A decisão do Cruesp ocorreu no momento em que as entidades de
professores e servidores das três universidades estaduais paulistas estavam
começando a se mobilizar para a campanha salarial de 2014, exigindo um reajuste
de 9,78%.
Para aumentar as verbas orçamentárias das três instituições, as
entidades de professores exigem que o porcentual da receita do Estado destinado
às universidades seja aplicado não apenas sobre o ICMS, mas sobre as demais
receitas do governo paulista - inclusive as transferências federais, a dívida
ativa e o que é arrecadado pelos programas de combate à sonegação. Já os
sindicatos de servidores querem que as três universidades paulistas
simplesmente utilizem o que resta de suas reservas estratégicas para financiar
o reajuste dos salários. No caso da USP, as entidades de docentes e servidores
também pedem a realização de uma auditoria sobre a gestão do ex-reitor João
Grandino Rodas, a quem acusam de ter promovido gastos perdulários e financiado
medidas de discutível utilidade, como a abertura de escritórios no exterior.

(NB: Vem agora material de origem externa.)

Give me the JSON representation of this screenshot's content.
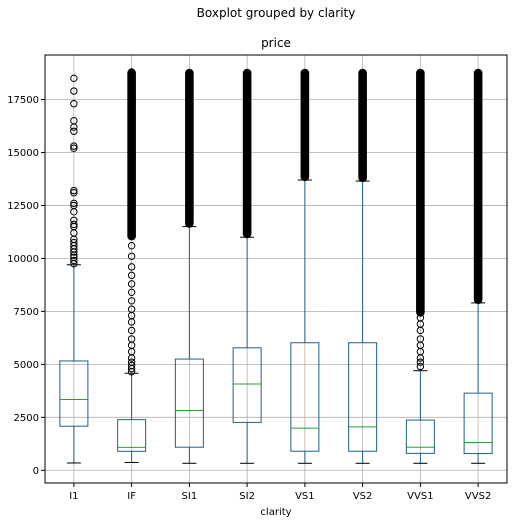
{
  "chart_data": {
    "type": "boxplot",
    "suptitle": "Boxplot grouped by clarity",
    "title": "price",
    "xlabel": "clarity",
    "ylabel": "",
    "ylim": [
      -600,
      19600
    ],
    "yticks": [
      0,
      2500,
      5000,
      7500,
      10000,
      12500,
      15000,
      17500
    ],
    "grid": true,
    "colors": {
      "box": "#1f5f8b",
      "median": "#2ca02c",
      "grid": "#b0b0b0",
      "axis": "#000000"
    },
    "categories": [
      "I1",
      "IF",
      "SI1",
      "SI2",
      "VS1",
      "VS2",
      "VVS1",
      "VVS2"
    ],
    "boxes": [
      {
        "whislo": 345,
        "q1": 2080,
        "med": 3340,
        "q3": 5160,
        "whishi": 9700,
        "outliers": [
          9750,
          9900,
          10050,
          10150,
          10300,
          10450,
          10600,
          10750,
          10900,
          11200,
          11500,
          11600,
          11800,
          12200,
          12500,
          12600,
          13100,
          13200,
          15200,
          15300,
          16000,
          16200,
          16500,
          17300,
          17900,
          18500
        ],
        "dense_from": null
      },
      {
        "whislo": 370,
        "q1": 895,
        "med": 1080,
        "q3": 2390,
        "whishi": 4580,
        "outliers": [
          4650,
          4800,
          4950,
          5100,
          5300,
          5600,
          5900,
          6200,
          6600,
          7000,
          7300,
          7600,
          8000,
          8400,
          8800,
          9200,
          9600,
          10100,
          10600,
          11100,
          11700,
          12300,
          12900,
          13500,
          14100,
          14800,
          15400,
          16000,
          16600,
          17100,
          17600,
          18000,
          18300,
          18600,
          18800
        ],
        "dense_from": 11000
      },
      {
        "whislo": 330,
        "q1": 1090,
        "med": 2820,
        "q3": 5250,
        "whishi": 11500,
        "outliers": [
          16000
        ],
        "dense_from": 11600
      },
      {
        "whislo": 330,
        "q1": 2260,
        "med": 4070,
        "q3": 5780,
        "whishi": 11000,
        "outliers": [],
        "dense_from": 11100
      },
      {
        "whislo": 330,
        "q1": 900,
        "med": 1990,
        "q3": 6020,
        "whishi": 13700,
        "outliers": [],
        "dense_from": 13800
      },
      {
        "whislo": 330,
        "q1": 900,
        "med": 2050,
        "q3": 6020,
        "whishi": 13650,
        "outliers": [],
        "dense_from": 13750
      },
      {
        "whislo": 330,
        "q1": 800,
        "med": 1090,
        "q3": 2370,
        "whishi": 4700,
        "outliers": [
          4900,
          5100,
          5300,
          5600,
          5900,
          6200,
          6600,
          6900,
          7200
        ],
        "dense_from": 7400
      },
      {
        "whislo": 330,
        "q1": 790,
        "med": 1310,
        "q3": 3640,
        "whishi": 7900,
        "outliers": [],
        "dense_from": 8000
      }
    ]
  }
}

O problema das universidades estaduais paulistas, contudo, não é apenas
financeiro. Cresceram de forma desordenada e enfrentam gargalos burocráticos e
dificuldades para redistribuir funcionários entre as unidades. Sob a
justificativa de desenvolver atividades de extensão, lançaram os mais variados
programas sociais, perdendo o foco acadêmico. E, embora ofereçam centenas de
cursos, muitos têm currículos defasados e estão desconectados com a realidade
do trabalho. Reformar estruturas administrativas arcaicas, redefinir
prioridades acadêmicas e buscar novas fontes de financiamento, inclusive
discutindo com rigor a adoção do ensino pago - esses são os grandes desafios
que a USP, a Unicamp e a Unesp têm de enfrentar.